Skocz do zawartości

Rekomendowane odpowiedzi

Opublikowano

Właśnie na początku miałem zamiar kupić piasek akwarystyczny ale z tego co czytałem to ryby różnie reagują na taki biały piasek. Poza tym mi też nie do końca podoba się jego odcień. I zdecydowałem się na piasek budowlany. Jeszcze go nie kupiłem gdyż realizacja zamówienia na zbiornik się opóźnia :/ Myślałem też o zmieszaniu piasku kwarcowego z budowlanym. Co wy na to? Da to jakiś efekt?

Opublikowano

Też mam budowalany z casto i jestem z niego zadowolona, ale co do płukania to niestety SHOGUN_EU ma rację. Ja jedną miskę około 40 razy płukałam, a i tak do dziś jak przemieszam go w akwa to mi woda mętnieje. Ale i tak jest świetny i za taką cenę.

Opublikowano

koteczek zdaje mi się że teraz to nie piasek(jeśli mówiłaś o piasku w akwa) brudzi wodę tylko odchody pysków plus resztki pokarmu niestety nawet najlepsza filtracja nie jest w stanie wszystkiego dokładnie wciągnąć

i przefiltrować dlatego co tydzień czyści się filtry wewnętrzne szyby odmula się dno i podmienia wodę

Opublikowano

ja mam kwarcowy ale fakt jest taki ze jest deczko za jasny i rowniez myslalem o zmieszaniu z jakims budowlanym czy moze znad morza z wydm tylko nie wiem jak to bedzie wygladalo i czy pasuje do siebie.
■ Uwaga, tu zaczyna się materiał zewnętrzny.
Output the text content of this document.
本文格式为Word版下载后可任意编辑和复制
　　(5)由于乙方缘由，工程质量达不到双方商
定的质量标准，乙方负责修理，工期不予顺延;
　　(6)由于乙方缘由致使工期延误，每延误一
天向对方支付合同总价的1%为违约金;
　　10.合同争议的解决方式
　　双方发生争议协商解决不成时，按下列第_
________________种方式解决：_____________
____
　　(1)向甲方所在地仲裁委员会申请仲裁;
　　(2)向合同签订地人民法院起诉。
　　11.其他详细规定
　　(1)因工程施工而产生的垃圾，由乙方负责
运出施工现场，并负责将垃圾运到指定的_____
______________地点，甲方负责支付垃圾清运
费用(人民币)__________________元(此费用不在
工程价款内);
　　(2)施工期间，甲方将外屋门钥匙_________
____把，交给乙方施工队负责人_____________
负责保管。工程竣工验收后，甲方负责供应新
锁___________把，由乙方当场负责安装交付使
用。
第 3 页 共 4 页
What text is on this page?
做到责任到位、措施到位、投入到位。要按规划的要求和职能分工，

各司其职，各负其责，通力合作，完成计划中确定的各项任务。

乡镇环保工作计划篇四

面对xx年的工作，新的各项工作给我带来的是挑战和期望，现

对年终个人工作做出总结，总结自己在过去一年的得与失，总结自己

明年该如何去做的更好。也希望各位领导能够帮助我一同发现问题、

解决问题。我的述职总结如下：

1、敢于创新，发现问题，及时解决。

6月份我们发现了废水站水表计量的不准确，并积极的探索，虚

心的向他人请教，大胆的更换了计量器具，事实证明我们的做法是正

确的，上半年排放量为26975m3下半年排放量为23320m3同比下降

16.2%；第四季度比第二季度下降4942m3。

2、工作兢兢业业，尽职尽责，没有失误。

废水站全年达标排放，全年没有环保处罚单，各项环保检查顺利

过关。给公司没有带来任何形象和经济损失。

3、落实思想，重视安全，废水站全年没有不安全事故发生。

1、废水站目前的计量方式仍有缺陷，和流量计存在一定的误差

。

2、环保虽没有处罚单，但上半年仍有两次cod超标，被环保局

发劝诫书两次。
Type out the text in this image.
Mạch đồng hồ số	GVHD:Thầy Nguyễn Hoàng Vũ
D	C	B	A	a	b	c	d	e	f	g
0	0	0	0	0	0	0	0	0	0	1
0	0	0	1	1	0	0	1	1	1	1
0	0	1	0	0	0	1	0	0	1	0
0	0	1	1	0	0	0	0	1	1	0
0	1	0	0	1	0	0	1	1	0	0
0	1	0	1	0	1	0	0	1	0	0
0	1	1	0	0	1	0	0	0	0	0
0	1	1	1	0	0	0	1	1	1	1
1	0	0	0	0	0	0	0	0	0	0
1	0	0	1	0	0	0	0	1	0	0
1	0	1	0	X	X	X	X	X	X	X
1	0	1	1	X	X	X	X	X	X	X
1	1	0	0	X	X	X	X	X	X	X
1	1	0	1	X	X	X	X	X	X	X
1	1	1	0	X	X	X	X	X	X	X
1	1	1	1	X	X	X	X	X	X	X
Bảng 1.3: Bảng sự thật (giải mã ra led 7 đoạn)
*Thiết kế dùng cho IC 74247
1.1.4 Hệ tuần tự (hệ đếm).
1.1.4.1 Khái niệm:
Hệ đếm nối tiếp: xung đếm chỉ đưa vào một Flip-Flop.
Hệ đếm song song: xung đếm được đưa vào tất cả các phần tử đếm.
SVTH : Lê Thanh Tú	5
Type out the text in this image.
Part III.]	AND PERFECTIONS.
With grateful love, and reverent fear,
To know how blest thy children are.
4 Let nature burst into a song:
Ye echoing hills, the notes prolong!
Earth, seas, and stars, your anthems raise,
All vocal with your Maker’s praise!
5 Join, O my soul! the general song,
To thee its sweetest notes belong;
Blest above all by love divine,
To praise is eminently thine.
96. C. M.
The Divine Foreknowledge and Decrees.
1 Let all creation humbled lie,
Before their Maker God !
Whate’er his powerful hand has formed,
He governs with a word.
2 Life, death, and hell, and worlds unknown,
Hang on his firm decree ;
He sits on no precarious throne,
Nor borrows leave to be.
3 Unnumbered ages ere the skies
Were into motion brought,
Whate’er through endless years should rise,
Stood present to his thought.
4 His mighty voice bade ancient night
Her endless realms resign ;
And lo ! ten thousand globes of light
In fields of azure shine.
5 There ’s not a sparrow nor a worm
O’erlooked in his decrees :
Moze ktos ma z was taka mieszanke w akwa i moglby podrzucic jakies fotki czy opissac wrazenia:). Z gory dzieki

Opublikowano
koteczek zdaje mi się że teraz to nie piasek(jeśli mówiłaś o piasku w akwa) brudzi wodę tylko odchody pysków plus resztki pokarmu niestety nawet najlepsza filtracja nie jest w stanie wszystkiego dokładnie wciągnąć

i przefiltrować dlatego co tydzień czyści się filtry wewnętrzne szyby odmula się dno i podmienia wodę


Nie nie, to na pewno piasek, bo od samego początku tak jest. Ale po przemieszaniu na drugi dzień już jest wszystko ok, bo opada. Gdybyście zobaczyli fotkę po zmianie dekoracji, przy czym musiałam cały piasek mieszać, żeby dostać się do styropianu to złapalibyście się za głowę :lol::lol::lol:

Opublikowano

koteczek ale albo cos źle trafiłaś z paichem albo szkolenie z płukania trzeba zrobić :wink:

ja tak sobie policzyłem i mi wyszło że przez lata z 10 worków przerobiłem [nie wszystko do akwarium bo w zime jak nie ma nic innego pod ręką to się dobrze tym przed domem sypie :wink: ] i były one kupowane w różnym przedziale czasowym.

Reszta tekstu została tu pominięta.